Transfer of Technology: The
industrialised nations use globalisation as a tool to transfer technology to
developing nations like India. India's current economy and technology enable
Indian enterprises to invest a small amount in research and development
(Research and Development)
Rise in Employment: Special Economic Zones (SEZ), where more jobs are produced, were
developed as a result of globalisation. Since India has affordable labour,
several wealthy nations have begun to outsource their jobs there.
Improved Standard of Living:
As a result of globalisation, Indians' buying preferences have evolved.
Indians' quality of life has significantly increased during the last few
decades.
Reduce Poverty: Globalization was a major factor in India's poverty reduction. Even
though our nation has made great strides, poverty remains a major obstacle.
Globalization aided India's economic expansion and increased economic
competitiveness with other industrialised nations.
Education: The ease of moving across borders to get a better education has been made
possible by globalisation. People from developing nations are beginning to
emigrate to industrialised nations in order to receive higher education.
Disadvantages of Globalisation
Unemployment: Globalization has
expanded employment and commercial prospects, but it has also contributed
significantly to the problem. When a nation outsources its services, it denies
its residents the chance to increase their income and instead distributes it to
the population of other nations. The same is occurring right now as a result of
globalisation.
Dominant Global Brands: In the age of globalisation, the level of competition has reached an
all-time high, making it challenging for tiny enterprises to exist. The
dominant international brands prevent the development of the little industries.

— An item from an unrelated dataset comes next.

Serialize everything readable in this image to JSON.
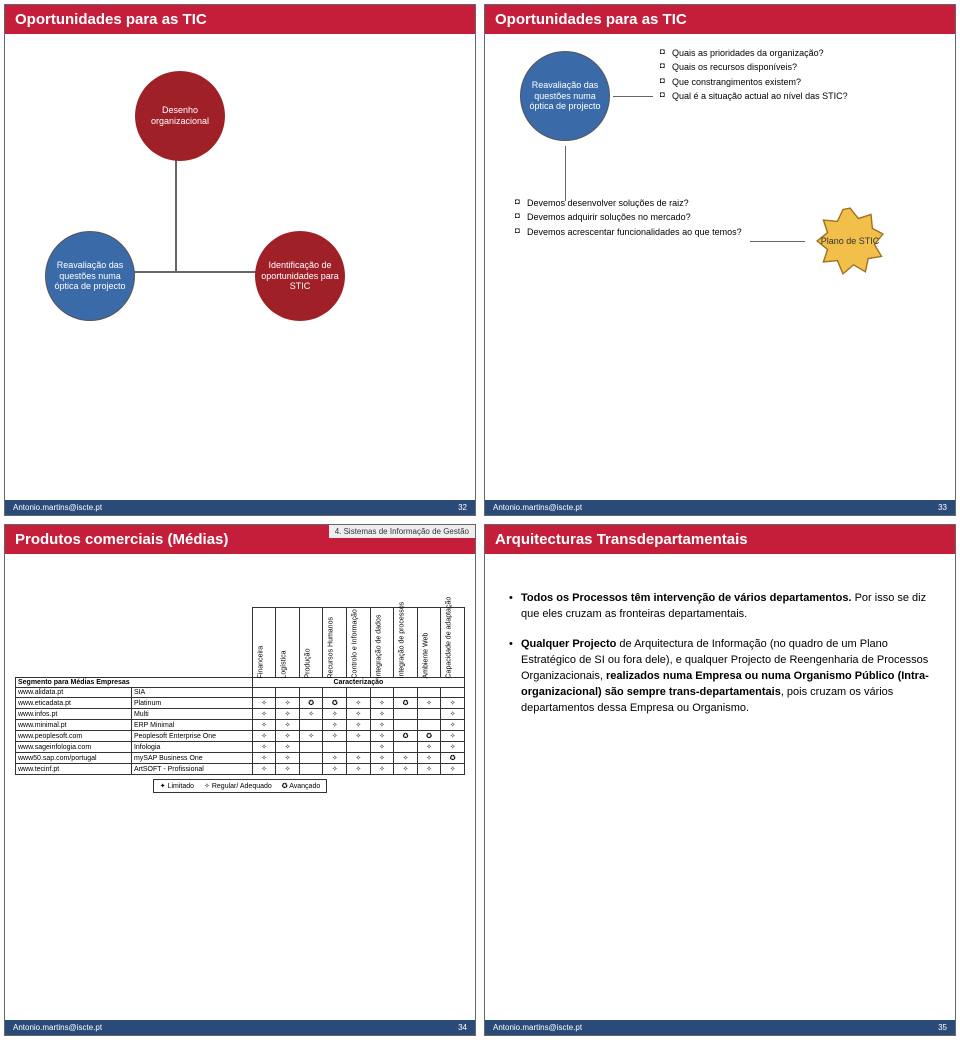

The majority of the market is controlled by superior technologies, making it
difficult for new and small businesses to maintain a firm grasp on the market.
Rat Race: When a country lowers
taxes to attract more foreign investment, it sparks a race among the other
countries to do the same. In the case of low taxation, every nation must make
financial savings. They must therefore make cost-cutting decisions, which led
to a lack of fundamental security and other concerns with employees.